FDA initiated its judicious-use efforts in 2010, by issuing Draft Guidance 209, which was finalized in 2012. Also in 2012, the agency issued Draft Guidance 213, which provides details on the implementation of Guidance 209.
To summarize the issues and outline the proposed changes, the FDA’s Center for Veterinary Medicine and the American Academy of Veterinary Pharmacology and Therapeutics held a workshop on May 22-23 in Potomac, Md. FDA veterinarian Craig Lewis, DVM, MPH, DAVCPM, described some of the changes veterinarians can expect to see.
Lewis said FDA intends to finalize Guidance 213 this year. Within three years of finalization, FDA expects drug manufacturers to specify their intended changes to labels of affected drugs. Also this year, FDA plans to issue its proposal for streamlining the Veterinary Feed Directive (VFD) process and bringing affected drugs under the VFD. That proposal will be subject to a public comment period, but FDA hopes to move toward finalization and implementation within the same three-year timeframe as for implementation of Guidance 213. Under the draft guidance, a range of drugs currently available over the counter would fall under the VFD if used in feed or water. These include: aminoglycosides, lincosamides, macrolides, penicillins, streptogramins, sulfonamides and tetracyclines.
Also under the proposed guidance, companies will voluntarily remove production claims such as for growth promotion or feed efficiency. Companies will have the option to pursue new therapeutic label claims for products currently fed for performance purposes. To hear and discuss concerns over the changes, FDA and USDA held a series of public meetings during May and June at locations around the country. During one of those meetings in
Fort Collins, Colo., Dave Dargatz, DVM, PhD, with Veterinary Services at USDA’s Animal and Plant Health Inspection Service, presented data indicating patches scattered around the country where veterinarians are in short supply.
Next, Christine Hoang, DVM, MPH, CPH, assistant director of the Division of Scientific Activities of the American Veterinary Medical Association, said that the current VFD requires an established veterinarian-client-patient relationship (VCPR). The proposed streamlining would modify that requirement, allowing certified veterinarians with familiarity with a livestock operation to file a VFD order on behalf of the operation. Following some questions and discussion on the presentations, FDA opened the meeting for an official comment period. Following is a summary of concerns participants expressed: Need to clarify the length of expiration date and refill policy for the VFD.

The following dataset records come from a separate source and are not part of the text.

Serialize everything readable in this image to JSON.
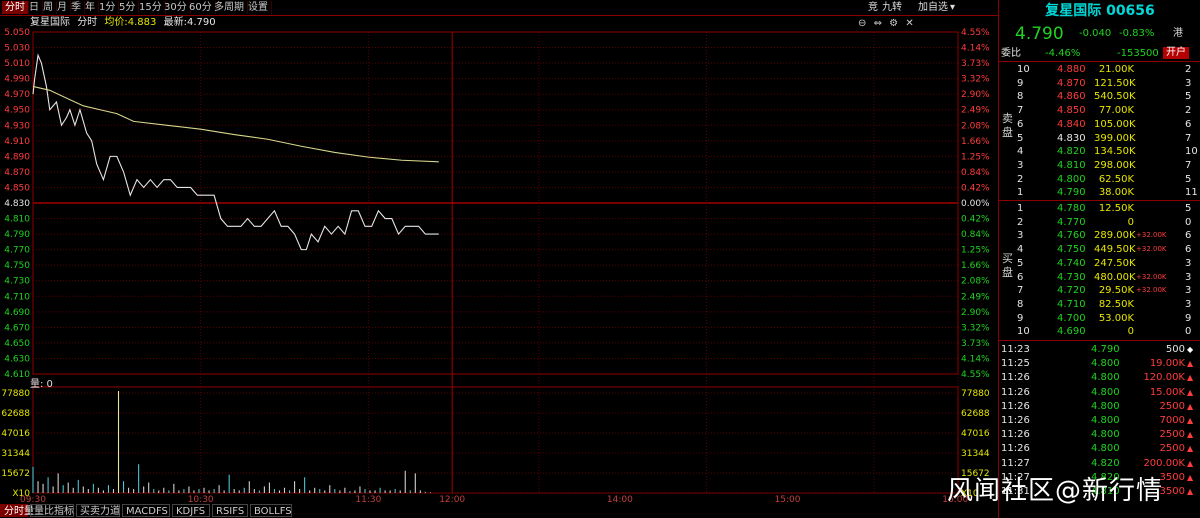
{
  "toolbar": {
    "tabs": [
      "分时",
      "日",
      "周",
      "月",
      "季",
      "年",
      "1分",
      "5分",
      "15分",
      "30分",
      "60分",
      "多周期",
      "设置"
    ],
    "active_tab": "分时",
    "right_items": [
      "竞",
      "九转",
      "加自选"
    ]
  },
  "info_bar": {
    "name": "复星国际",
    "mode": "分时",
    "avg_label": "均价:",
    "avg_value": "4.883",
    "latest_label": "最新:",
    "latest_value": "4.790"
  },
  "volume_label": "量: 0",
  "bottom_tabs": [
    "分时量",
    "量比指标",
    "买卖力道",
    "MACDFS",
    "KDJFS",
    "RSIFS",
    "BOLLFS"
  ],
  "bottom_active": "分时量",
  "watermark": "风闻社区@新行情",
  "colors": {
    "up": "#ff3c3c",
    "down": "#1fd31f",
    "price_line": "#e6e6e6",
    "avg_line": "#d6d68a",
    "grid": "#8b0000",
    "accent_cyan": "#00d7d7"
  },
  "chart_data": [
    {
      "type": "line",
      "title": "",
      "x_ticks": [
        "09:30",
        "10:30",
        "11:30",
        "12:00",
        "14:00",
        "15:00",
        "16:00"
      ],
      "y_price_ticks": [
        "5.050",
        "5.030",
        "5.010",
        "4.990",
        "4.970",
        "4.950",
        "4.930",
        "4.910",
        "4.890",
        "4.870",
        "4.850",
        "4.830",
        "4.810",
        "4.790",
        "4.770",
        "4.750",
        "4.730",
        "4.710",
        "4.690",
        "4.670",
        "4.650",
        "4.630",
        "4.610"
      ],
      "y_pct_ticks": [
        "4.55%",
        "4.14%",
        "3.73%",
        "3.32%",
        "2.90%",
        "2.49%",
        "2.08%",
        "1.66%",
        "1.25%",
        "0.84%",
        "0.42%",
        "0.00%",
        "0.42%",
        "0.84%",
        "1.25%",
        "1.66%",
        "2.08%",
        "2.49%",
        "2.90%",
        "3.32%",
        "3.73%",
        "4.14%",
        "4.55%"
      ],
      "prev_close": 4.83,
      "ylim": [
        4.61,
        5.05
      ],
      "series": [
        {
          "x": [
            0,
            1,
            3,
            5,
            8,
            10,
            14,
            17,
            20,
            22,
            25,
            28,
            32,
            35,
            38,
            42,
            46,
            50,
            54,
            58,
            62,
            66,
            70,
            74,
            78,
            82,
            86,
            90,
            94,
            98,
            102,
            108,
            112,
            116,
            118,
            120,
            124,
            128,
            132,
            136,
            140,
            144,
            148,
            152,
            156,
            160,
            163,
            166,
            170,
            174,
            178,
            182,
            186,
            190,
            194,
            198,
            202,
            206,
            210,
            214,
            218,
            222,
            226,
            230,
            234,
            238,
            242
          ],
          "y": [
            4.97,
            4.99,
            5.02,
            5.01,
            4.98,
            4.95,
            4.96,
            4.93,
            4.94,
            4.95,
            4.93,
            4.95,
            4.92,
            4.91,
            4.88,
            4.86,
            4.89,
            4.89,
            4.87,
            4.84,
            4.86,
            4.85,
            4.86,
            4.85,
            4.86,
            4.86,
            4.85,
            4.85,
            4.85,
            4.84,
            4.84,
            4.84,
            4.81,
            4.8,
            4.8,
            4.8,
            4.8,
            4.81,
            4.8,
            4.8,
            4.81,
            4.82,
            4.8,
            4.8,
            4.79,
            4.77,
            4.77,
            4.79,
            4.78,
            4.8,
            4.79,
            4.8,
            4.79,
            4.82,
            4.82,
            4.8,
            4.8,
            4.82,
            4.81,
            4.81,
            4.79,
            4.8,
            4.8,
            4.8,
            4.79,
            4.79,
            4.79
          ]
        },
        {
          "x": [
            0,
            10,
            20,
            30,
            40,
            50,
            60,
            80,
            100,
            120,
            140,
            160,
            180,
            200,
            220,
            242
          ],
          "y": [
            4.98,
            4.975,
            4.965,
            4.955,
            4.95,
            4.945,
            4.935,
            4.93,
            4.925,
            4.918,
            4.912,
            4.903,
            4.895,
            4.889,
            4.885,
            4.883
          ]
        }
      ],
      "volume_ticks": [
        "77880",
        "62688",
        "47016",
        "31344",
        "15672",
        "X10"
      ],
      "volume_ylim": [
        0,
        77880
      ],
      "volume": [
        20000,
        9000,
        7000,
        12000,
        5000,
        15000,
        6000,
        8000,
        4000,
        10000,
        5000,
        3000,
        7000,
        4000,
        2000,
        6000,
        3000,
        77880,
        9000,
        4000,
        3000,
        22000,
        5000,
        8000,
        3000,
        2000,
        4000,
        2000,
        7000,
        2000,
        3000,
        5000,
        2000,
        3000,
        4000,
        2000,
        3000,
        6000,
        2000,
        14000,
        3000,
        2000,
        4000,
        9000,
        3000,
        2000,
        5000,
        8000,
        3000,
        2000,
        4000,
        2000,
        9000,
        3000,
        12000,
        2000,
        4000,
        3000,
        2000,
        6000,
        3000,
        2000,
        4000,
        1500,
        2000,
        5000,
        3000,
        2000,
        2000,
        4000,
        2000,
        2000,
        3000,
        2000,
        17000,
        2000,
        15000,
        2000,
        1000,
        500
      ]
    }
  ],
  "quote": {
    "title": "复星国际 00656",
    "price": "4.790",
    "change": "-0.040",
    "change_pct": "-0.83%",
    "tag": "港",
    "weibi_label": "委比",
    "weibi_pct": "-4.46%",
    "weicha": "-153500",
    "open_btn": "开户",
    "side_sell": "卖盘",
    "side_buy": "买盘",
    "sell": [
      {
        "lvl": "10",
        "price": "4.880",
        "vol": "21.00K",
        "cnt": "2"
      },
      {
        "lvl": "9",
        "price": "4.870",
        "vol": "121.50K",
        "cnt": "3"
      },
      {
        "lvl": "8",
        "price": "4.860",
        "vol": "540.50K",
        "cnt": "5"
      },
      {
        "lvl": "7",
        "price": "4.850",
        "vol": "77.00K",
        "cnt": "2"
      },
      {
        "lvl": "6",
        "price": "4.840",
        "vol": "105.00K",
        "cnt": "6"
      },
      {
        "lvl": "5",
        "price": "4.830",
        "vol": "399.00K",
        "cnt": "7"
      },
      {
        "lvl": "4",
        "price": "4.820",
        "vol": "134.50K",
        "cnt": "10"
      },
      {
        "lvl": "3",
        "price": "4.810",
        "vol": "298.00K",
        "cnt": "7"
      },
      {
        "lvl": "2",
        "price": "4.800",
        "vol": "62.50K",
        "cnt": "5"
      },
      {
        "lvl": "1",
        "price": "4.790",
        "vol": "38.00K",
        "cnt": "11"
      }
    ],
    "buy": [
      {
        "lvl": "1",
        "price": "4.780",
        "vol": "12.50K",
        "chg": "",
        "cnt": "5"
      },
      {
        "lvl": "2",
        "price": "4.770",
        "vol": "0",
        "chg": "",
        "cnt": "0"
      },
      {
        "lvl": "3",
        "price": "4.760",
        "vol": "289.00K",
        "chg": "+32.00K",
        "cnt": "6"
      },
      {
        "lvl": "4",
        "price": "4.750",
        "vol": "449.50K",
        "chg": "+32.00K",
        "cnt": "6"
      },
      {
        "lvl": "5",
        "price": "4.740",
        "vol": "247.50K",
        "chg": "",
        "cnt": "3"
      },
      {
        "lvl": "6",
        "price": "4.730",
        "vol": "480.00K",
        "chg": "+32.00K",
        "cnt": "3"
      },
      {
        "lvl": "7",
        "price": "4.720",
        "vol": "29.50K",
        "chg": "+32.00K",
        "cnt": "3"
      },
      {
        "lvl": "8",
        "price": "4.710",
        "vol": "82.50K",
        "chg": "",
        "cnt": "3"
      },
      {
        "lvl": "9",
        "price": "4.700",
        "vol": "53.00K",
        "chg": "",
        "cnt": "9"
      },
      {
        "lvl": "10",
        "price": "4.690",
        "vol": "0",
        "chg": "",
        "cnt": "0"
      }
    ],
    "ticks": [
      {
        "time": "11:23",
        "price": "4.790",
        "vol": "500",
        "dir": "flat"
      },
      {
        "time": "11:25",
        "price": "4.800",
        "vol": "19.00K",
        "dir": "up"
      },
      {
        "time": "11:26",
        "price": "4.800",
        "vol": "120.00K",
        "dir": "up"
      },
      {
        "time": "11:26",
        "price": "4.800",
        "vol": "15.00K",
        "dir": "up"
      },
      {
        "time": "11:26",
        "price": "4.800",
        "vol": "2500",
        "dir": "up"
      },
      {
        "time": "11:26",
        "price": "4.800",
        "vol": "7000",
        "dir": "up"
      },
      {
        "time": "11:26",
        "price": "4.800",
        "vol": "2500",
        "dir": "up"
      },
      {
        "time": "11:26",
        "price": "4.800",
        "vol": "2500",
        "dir": "up"
      },
      {
        "time": "11:27",
        "price": "4.820",
        "vol": "200.00K",
        "dir": "up"
      },
      {
        "time": "11:27",
        "price": "4.820",
        "vol": "3500",
        "dir": "up"
      },
      {
        "time": "11:31",
        "price": "4.810",
        "vol": "3500",
        "dir": "up"
      }
    ]
  }
}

• Some veterinarians believe an electronic system with standardized VFD forms would streamline the process.
• A change basing VFD orders on the number of animals versus the volume of feed could add some complexity for veterinarians.
• Some comments indicated a need for training and education for veterinarians who have not filed VFD orders in the past.
• Many concerns were related to the potential increase in paperwork.
• Several participants suggested a need for framework of specific goals for the program and a system for evaluating the costs and quantifiable benefits or impacts of the rules.
• Producers in some areas lack easy access to veterinary services.
• Some expressed concern that the added requirements will cause small distributors and feed manufacturers to stop carrying affected products, resulting in loss of availability to producers.
• Some participants favored FDA’s intention to modify the VCPR provisions in the VFD; others believed those provisions should be stricter.
• Several called for more clarity on definitions of the uses of antimicrobials for prevention, control and treatment of disease.